Katanya, mau dukung ekonomi kreatif? Katanya, negara demokrasi?
Sebagaimana disampaikan “Sepulang Sekolah”, beberapa poin dalam Perpres Jurnalisme Berkualitas yang di ajukan oleh Yang Maha Dewan Pers, berpotensi untuk mematikan konten kreator. Konten kreator adalah bagian dari ekonomi kreatif, bukan?
Selain itu, Google sendiri juga keberatan dengan poin-poin dalam Perpres Jurnalistik yang diajukan oleh Dewan Pers di Indonesia. Menurut Google, peraturan baru itu hanya akan menguntungkan media-media tertentu yang dari awalnya sudah media besar.
Konten kreator lain juga meyakini akan di-abuse dan diplintir nya peraturan ini seperti UU ITE, dimana nantinya, hak warga sipil di Indonesia untuk mendapat sumber berita yang beragam (soalnya kita kan demokratis ya) tidak akan terwujud lagi.
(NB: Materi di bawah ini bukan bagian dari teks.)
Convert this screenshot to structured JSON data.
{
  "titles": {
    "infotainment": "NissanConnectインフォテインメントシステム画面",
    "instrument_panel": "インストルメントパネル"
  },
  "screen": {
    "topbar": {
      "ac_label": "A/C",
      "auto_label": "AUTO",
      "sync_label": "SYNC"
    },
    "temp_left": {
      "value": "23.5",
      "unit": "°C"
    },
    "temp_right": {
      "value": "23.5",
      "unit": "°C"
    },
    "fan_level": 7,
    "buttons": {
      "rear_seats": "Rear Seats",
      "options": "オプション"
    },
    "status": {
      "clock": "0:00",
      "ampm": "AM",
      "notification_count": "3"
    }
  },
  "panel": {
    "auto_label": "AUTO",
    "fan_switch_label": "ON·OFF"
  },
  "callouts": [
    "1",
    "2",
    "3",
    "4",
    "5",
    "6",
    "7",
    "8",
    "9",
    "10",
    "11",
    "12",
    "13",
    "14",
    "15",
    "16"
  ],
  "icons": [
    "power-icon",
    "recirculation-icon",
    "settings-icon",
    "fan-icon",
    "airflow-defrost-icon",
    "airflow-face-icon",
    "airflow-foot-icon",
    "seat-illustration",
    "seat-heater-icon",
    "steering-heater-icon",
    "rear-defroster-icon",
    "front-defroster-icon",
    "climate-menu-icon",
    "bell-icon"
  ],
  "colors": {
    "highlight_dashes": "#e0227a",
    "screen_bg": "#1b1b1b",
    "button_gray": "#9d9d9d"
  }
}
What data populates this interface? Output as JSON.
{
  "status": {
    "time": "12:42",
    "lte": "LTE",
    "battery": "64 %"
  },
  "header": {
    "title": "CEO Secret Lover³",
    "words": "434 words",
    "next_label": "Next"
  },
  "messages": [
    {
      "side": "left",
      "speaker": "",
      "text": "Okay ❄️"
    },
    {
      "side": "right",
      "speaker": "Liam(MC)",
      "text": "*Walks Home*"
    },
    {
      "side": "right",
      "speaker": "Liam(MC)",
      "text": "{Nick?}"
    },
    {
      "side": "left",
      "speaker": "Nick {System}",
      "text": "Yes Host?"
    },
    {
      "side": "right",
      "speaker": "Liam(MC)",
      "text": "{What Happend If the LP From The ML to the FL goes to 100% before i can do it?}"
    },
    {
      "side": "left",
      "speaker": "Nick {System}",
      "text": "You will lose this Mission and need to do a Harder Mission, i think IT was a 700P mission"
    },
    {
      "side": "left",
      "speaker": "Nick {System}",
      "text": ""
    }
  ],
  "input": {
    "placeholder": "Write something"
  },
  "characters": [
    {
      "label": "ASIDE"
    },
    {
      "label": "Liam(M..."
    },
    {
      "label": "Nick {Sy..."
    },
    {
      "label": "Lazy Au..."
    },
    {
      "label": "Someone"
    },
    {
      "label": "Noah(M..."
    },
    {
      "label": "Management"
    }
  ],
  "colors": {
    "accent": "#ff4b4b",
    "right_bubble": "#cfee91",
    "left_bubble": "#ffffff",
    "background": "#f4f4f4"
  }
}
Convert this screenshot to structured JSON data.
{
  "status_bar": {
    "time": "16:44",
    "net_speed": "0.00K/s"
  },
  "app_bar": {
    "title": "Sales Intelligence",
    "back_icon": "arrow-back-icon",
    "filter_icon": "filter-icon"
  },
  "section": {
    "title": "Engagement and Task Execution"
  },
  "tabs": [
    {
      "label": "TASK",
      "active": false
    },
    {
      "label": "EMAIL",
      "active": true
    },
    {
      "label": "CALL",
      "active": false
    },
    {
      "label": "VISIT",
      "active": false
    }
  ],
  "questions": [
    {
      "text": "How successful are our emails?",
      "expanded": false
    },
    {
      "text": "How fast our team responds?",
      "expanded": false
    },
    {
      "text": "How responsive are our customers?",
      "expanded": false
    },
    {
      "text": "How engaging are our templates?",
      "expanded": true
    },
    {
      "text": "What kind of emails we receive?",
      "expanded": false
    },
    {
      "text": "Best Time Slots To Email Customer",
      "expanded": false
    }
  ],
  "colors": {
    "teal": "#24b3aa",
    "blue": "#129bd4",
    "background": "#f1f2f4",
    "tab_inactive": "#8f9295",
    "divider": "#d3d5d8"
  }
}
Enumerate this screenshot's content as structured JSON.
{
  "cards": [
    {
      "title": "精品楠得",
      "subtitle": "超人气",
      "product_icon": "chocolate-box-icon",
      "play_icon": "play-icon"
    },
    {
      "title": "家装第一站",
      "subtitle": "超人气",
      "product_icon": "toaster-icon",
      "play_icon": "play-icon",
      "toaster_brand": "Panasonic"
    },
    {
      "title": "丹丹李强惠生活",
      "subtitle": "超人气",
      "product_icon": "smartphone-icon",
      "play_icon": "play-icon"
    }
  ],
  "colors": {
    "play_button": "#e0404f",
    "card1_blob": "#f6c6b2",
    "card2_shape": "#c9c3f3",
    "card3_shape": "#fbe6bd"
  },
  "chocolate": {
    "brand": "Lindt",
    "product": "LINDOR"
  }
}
Wah rancu sih hahahahah… Bukankah lebih baik media-media besar yang ketahuan langgar kode etik itu ditindak oleh Dewan Pers?
Tapi saya, paling setuju dengan argumen yang diutaran Ferry Irwandi, Perpres Jurnalisme Berkualitas akan membuat Dewan Pers punya kekuasaan absolut atas penyebaran berita di Indonesia.
And you know what, absolute power corrupts absolutely.